THE EQUATION FOR SOLVING LUCAS' TOWER

THE EQUATION FOR SOLVING LUCAS' TOWER

One of the many interesting things about Lucas’ Tower is that there is an equation that will tell you the minimum number of steps you can take to complete the puzzle - the optimal solution. Since you can make a Lucas’ tower with any number of disks (in theory), that number is determined by an explicit equation: 2^n-1, with n being the number of disks. In your case, with eight disks, that means the fewest number of moves possible to complete the puzzle is 2^8-1, or 255. 

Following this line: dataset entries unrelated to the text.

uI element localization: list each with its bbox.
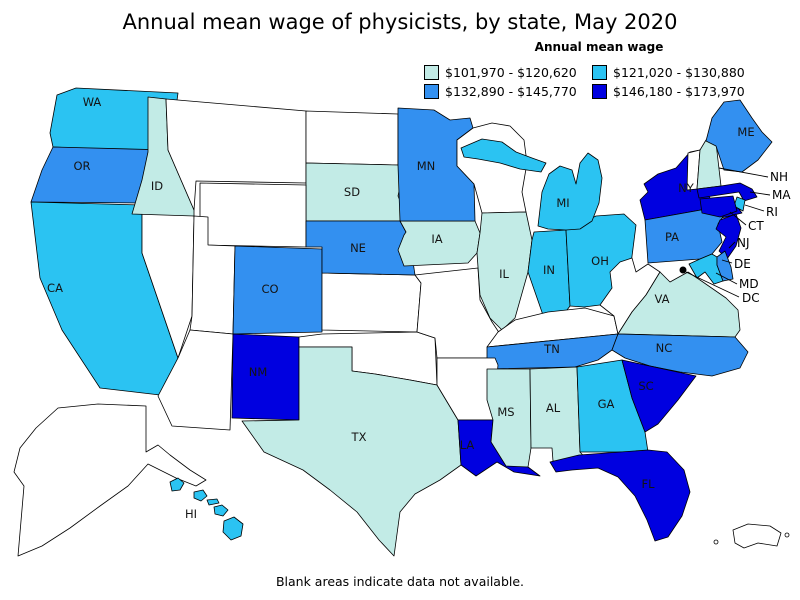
state-nd — [305, 110, 399, 166]
callout-line-nh — [718, 167, 769, 178]
state-label-tn: TN — [543, 342, 560, 356]
state-label-ms: MS — [497, 405, 514, 419]
callout-line-ma — [749, 191, 771, 196]
state-nc — [611, 333, 749, 377]
state-label-or: OR — [73, 159, 90, 173]
legend-item-3: $146,180 - $173,970 — [592, 82, 774, 101]
state-label-ny: NY — [678, 181, 695, 195]
territory-pr-islet-east — [784, 532, 790, 538]
callout-label-ct: CT — [748, 219, 764, 233]
callout-label-nh: NH — [770, 170, 788, 184]
legend-swatch-1 — [592, 65, 607, 80]
state-md — [688, 253, 724, 285]
callout-line-ri — [744, 204, 765, 212]
state-ma — [696, 182, 758, 202]
legend-swatch-0 — [424, 65, 439, 80]
state-tx — [241, 346, 462, 557]
state-mi-lower — [537, 152, 603, 231]
state-label-in: IN — [543, 263, 555, 277]
state-hi-maui — [213, 504, 229, 517]
dc-marker — [679, 266, 687, 274]
state-fl — [549, 449, 691, 542]
state-label-fl: FL — [641, 477, 655, 491]
state-ia — [397, 220, 481, 267]
state-co — [232, 245, 323, 335]
legend-label-2: $132,890 - $145,770 — [445, 84, 577, 99]
state-label-sd: SD — [344, 185, 360, 199]
state-hi-molokai — [206, 498, 220, 506]
legend: Annual mean wage $101,970 - $120,620 $121… — [408, 40, 790, 101]
state-label-va: VA — [655, 292, 670, 306]
state-label-hi: HI — [185, 507, 197, 521]
state-label-nc: NC — [656, 341, 673, 355]
state-ak — [13, 403, 207, 557]
state-label-ga: GA — [598, 397, 615, 411]
state-hi-kauai — [169, 477, 185, 492]
state-label-me: ME — [737, 125, 754, 139]
state-label-ca: CA — [47, 281, 63, 295]
legend-label-1: $121,020 - $130,880 — [613, 65, 745, 80]
callout-line-nj — [728, 241, 736, 249]
callout-line-md — [715, 272, 738, 285]
territory-pr — [732, 523, 782, 549]
state-label-oh: OH — [591, 254, 609, 268]
state-label-il: IL — [499, 267, 509, 281]
state-label-mn: MN — [417, 159, 436, 173]
state-wy — [199, 182, 307, 248]
legend-items: $101,970 - $120,620 $121,020 - $130,880 $1… — [408, 63, 790, 101]
state-label-id: ID — [151, 179, 163, 193]
legend-label-0: $101,970 - $120,620 — [445, 65, 577, 80]
footnote: Blank areas indicate data not available. — [275, 574, 525, 589]
state-label-nm: NM — [249, 365, 268, 379]
state-de — [716, 250, 734, 282]
state-mi-upper — [460, 138, 547, 173]
legend-swatch-2 — [424, 84, 439, 99]
legend-item-1: $121,020 - $130,880 — [592, 63, 774, 82]
state-label-wa: WA — [83, 95, 102, 109]
state-label-ia: IA — [431, 232, 442, 246]
callout-label-md: MD — [739, 277, 759, 291]
state-label-al: AL — [546, 401, 561, 415]
state-label-la: LA — [460, 438, 475, 452]
state-label-mi: MI — [556, 196, 569, 210]
state-label-ne: NE — [350, 241, 366, 255]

That formula is actually what ties the Tower to the legendary Hitchhiker’s Guide to the Galaxy. It has to do with the number 42, which as anyone who’s read, seen, or listened to an adaptation of the Guide knows, is the answer to the Ultimate Question of Life, The Universe, And Everything! 

We’ve found that eight disks make for a satisfying but solvable puzzle, but do you remember the number in the mythical temple of the tower’s origin story? (just so you don’t have to go back and look that up, it’s 64). Now, as computer scientist Ian Parberry discovered, if you plug 64 disks into the solution equation, you find that according to that story, the puzzle that will bring about the end of the world when solved will take the monks 2^64−1 moves to complete. If they move a disk once per second (they’re monks who have spent their lives moving the disks, so they’re probably pretty good at it), that will take them 5.85x1011 (585 billion) years. While the precise age of the universe isn’t known, cosmologists believe it’s around 13.77 billion years old. And if you divide 585 billion by 13.77 billion you’re in the ballpark of - you guessed it! - 42. Maybe Douglas Adams was onto something after all.


How about the strange death of Édouard Lucas, inventor of the puzzle? Lucas was a renowned French mathematician, known for his work on number theory; among other things, he coined the term “Fibonacci sequence.” But poor Édouard died in what’s been called an “absurd accident,” all because he picked the wrong place to eat dinner. 


One night in 1891, Lucas was enjoying a fancy banquet at the French Society for the Advancement of Science, when a passing waiter dropped an armful of plates. As the crockery shattered, a fragment rocketed up and scratched Édouard Lucas on the cheek. A minor cut, no problem, right? A few days later, the scratch became infected, and one of the greatest mathematical minds of the 19th century passed away, from what is now an easily curable case of erysipelas.


Poor Édouard is gone, but his legacy lives on! Our Lucas’ Tower is a classic, compelling puzzle, with a clever but achievable solution. We hope you enjoy it.